I know it sounds strange to give away the benefit of your hard work but stay with me on this. When we give it away we dedicate the benefit of our actions to all beings. In the set of all beings is included ourselves. So, in this sense, we are giving away the benefit to ourselves, but not in a generic way. We explicitly dedicate the benefit to help all beings on the path to their release from hurt and their attainment to enlightenment. We are adding to the general thrust of evolution that effects all beings and in so doing align ourselves with that thrust and stand to benefit all the more from it.
The alternative is to try to hang on to the benefit or energy of the work we have done. The problem is that once our attention wavers the energy will collapse into our old patterns and habits that we are trying to change with the practice just completed. If this happens the habit or bad karma will only be ground into us more intensely. It is like trying to hang on to a drop of water by putting it on a plate. Given time, it will evaporate. However, if we put that drop into the ocean of the evolutionary thrust it will be saved and add to that great and beneficent power. The Method we will use for this is a simple pair of verses:
Practice 2: Dedication of Merit

May the benefit of this act and all acts
Be dedicated unto the Complete Liberation and Supreme Enlightenment
Of all Beings everywhere pervading Space and Time, So Mote It Be.
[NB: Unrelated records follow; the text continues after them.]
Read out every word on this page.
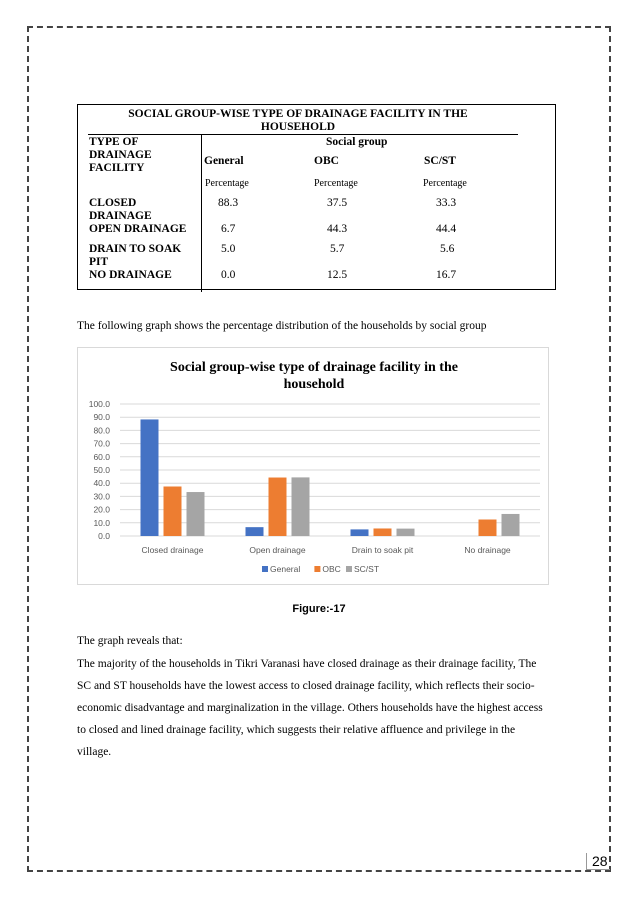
SOCIAL GROUP-WISE TYPE OF DRAINAGE FACILITY IN THE
HOUSEHOLD
TYPE OF
DRAINAGE
FACILITY
Social group
General	OBC	SC/ST
Percentage	Percentage	Percentage
CLOSED
DRAINAGE
88.3	37.5	33.3
OPEN DRAINAGE	6.7	44.3	44.4
DRAIN TO SOAK
PIT
5.0	5.7	5.6
NO DRAINAGE	0.0	12.5	16.7
The following graph shows the percentage distribution of the households by social group
Social group-wise type of drainage facility in the
household
0.0
10.0
20.0
30.0
40.0
50.0
60.0
70.0
80.0
90.0
100.0
Closed drainage	Open drainage	Drain to soak pit	No drainage
General	OBC SC/ST
Figure:-17
The graph reveals that:
The majority of the households in Tikri Varanasi have closed drainage as their drainage facility, The
SC and ST households have the lowest access to closed drainage facility, which reflects their socio-
economic disadvantage and marginalization in the village. Others households have the highest access
to closed and lined drainage facility, which suggests their relative affluence and privilege in the
village.
28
May the benefits of practice, mine (ours) and others
Come to fruition, Ultimately and Immediately
And we remain in the State of Presence! Ah!
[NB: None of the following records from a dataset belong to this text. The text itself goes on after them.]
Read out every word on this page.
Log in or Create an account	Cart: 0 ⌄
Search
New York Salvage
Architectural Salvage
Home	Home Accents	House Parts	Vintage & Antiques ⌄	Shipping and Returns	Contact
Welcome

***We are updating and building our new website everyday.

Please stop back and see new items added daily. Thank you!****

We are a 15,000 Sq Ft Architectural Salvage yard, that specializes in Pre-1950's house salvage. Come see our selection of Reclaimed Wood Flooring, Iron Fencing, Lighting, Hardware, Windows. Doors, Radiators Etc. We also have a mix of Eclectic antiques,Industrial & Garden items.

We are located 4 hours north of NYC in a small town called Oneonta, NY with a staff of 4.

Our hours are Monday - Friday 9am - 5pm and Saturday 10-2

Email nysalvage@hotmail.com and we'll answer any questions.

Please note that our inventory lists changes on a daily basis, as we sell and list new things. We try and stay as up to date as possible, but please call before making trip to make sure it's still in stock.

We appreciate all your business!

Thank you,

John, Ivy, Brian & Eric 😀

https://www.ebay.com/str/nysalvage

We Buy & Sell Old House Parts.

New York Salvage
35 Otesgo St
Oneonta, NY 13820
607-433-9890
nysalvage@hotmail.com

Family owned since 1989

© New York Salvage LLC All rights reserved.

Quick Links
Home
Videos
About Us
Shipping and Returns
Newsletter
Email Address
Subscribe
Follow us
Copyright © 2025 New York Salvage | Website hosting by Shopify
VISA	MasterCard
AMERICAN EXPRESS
The first verse is the general dedication of the merit of our actions. “Complete Liberation” is the code-word for the end of suffering. “Supreme Enlightenment” is the name for that state wherein all of our potentials have been realized. The last line states the focus of our dedication: all beings. In the Buddhist tradition they are referred to as all “sentient beings” those that possess “minds”. This is the largest and most all embracing concept of “mind”. It is everything that “feels” or reacts to its environment, so perhaps they might use the word “alive”. This raises the question as to what is “alive”? Since I have had some very interesting conversations with rocks, machinery, and forces of Nature, I just drop the qualifiers and say “Beings”. In order to point to all of them, the verse invokes the two interpenetrating realms in which all beings dwell, Space and Time, thus covering all places in the past, present and future. It may read like legalese but it is thorough.
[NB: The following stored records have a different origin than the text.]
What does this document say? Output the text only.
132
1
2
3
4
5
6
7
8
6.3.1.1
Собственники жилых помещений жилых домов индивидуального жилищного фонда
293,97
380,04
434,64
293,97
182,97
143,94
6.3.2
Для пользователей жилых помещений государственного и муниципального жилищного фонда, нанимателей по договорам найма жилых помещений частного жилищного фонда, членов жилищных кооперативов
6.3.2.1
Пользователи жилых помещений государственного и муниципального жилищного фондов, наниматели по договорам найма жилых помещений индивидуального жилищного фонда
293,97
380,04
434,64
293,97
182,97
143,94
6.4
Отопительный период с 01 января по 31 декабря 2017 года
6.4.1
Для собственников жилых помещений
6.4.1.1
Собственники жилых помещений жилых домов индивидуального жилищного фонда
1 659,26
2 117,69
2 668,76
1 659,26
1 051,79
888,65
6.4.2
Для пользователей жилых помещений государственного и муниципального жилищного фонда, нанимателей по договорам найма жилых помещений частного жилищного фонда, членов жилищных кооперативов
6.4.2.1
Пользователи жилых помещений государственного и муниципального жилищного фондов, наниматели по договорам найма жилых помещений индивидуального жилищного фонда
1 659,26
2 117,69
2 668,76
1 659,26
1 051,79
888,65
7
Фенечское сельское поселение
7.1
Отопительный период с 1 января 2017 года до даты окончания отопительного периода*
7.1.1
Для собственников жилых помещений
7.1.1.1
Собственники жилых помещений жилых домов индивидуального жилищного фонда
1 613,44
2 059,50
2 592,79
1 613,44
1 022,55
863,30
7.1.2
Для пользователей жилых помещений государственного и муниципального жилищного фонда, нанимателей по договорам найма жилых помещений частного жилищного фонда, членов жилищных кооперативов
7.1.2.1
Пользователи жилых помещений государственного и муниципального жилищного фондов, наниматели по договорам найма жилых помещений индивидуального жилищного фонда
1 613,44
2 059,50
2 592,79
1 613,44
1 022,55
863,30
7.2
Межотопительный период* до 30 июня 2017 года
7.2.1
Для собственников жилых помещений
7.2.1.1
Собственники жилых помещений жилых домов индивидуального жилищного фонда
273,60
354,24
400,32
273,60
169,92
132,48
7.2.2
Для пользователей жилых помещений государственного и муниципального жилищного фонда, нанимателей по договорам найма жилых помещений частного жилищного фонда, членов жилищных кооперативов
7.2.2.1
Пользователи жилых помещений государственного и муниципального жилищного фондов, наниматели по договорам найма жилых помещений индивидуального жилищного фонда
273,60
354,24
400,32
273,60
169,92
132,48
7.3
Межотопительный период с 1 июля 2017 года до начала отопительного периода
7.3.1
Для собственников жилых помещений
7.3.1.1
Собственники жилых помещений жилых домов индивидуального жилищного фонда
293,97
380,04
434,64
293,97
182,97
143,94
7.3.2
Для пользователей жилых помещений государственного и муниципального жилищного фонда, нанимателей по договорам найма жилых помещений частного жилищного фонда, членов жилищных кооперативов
The second part is a verse of well-wishing for all practitioners, including one’s self. Here we specifically add our energy in support of all who are on the Path. With the last line we enter into the State of Presence, that state where we are in deep communion and contemplation with the world we are in as we sound “Ah” one last time. While it may take a while to achieve this realization the steady use of it at the end of all practices is very effective. This final “Ah” is in essence the same as the last “Ah” in the Refuge practice and the same wave of benefit can be visualized here.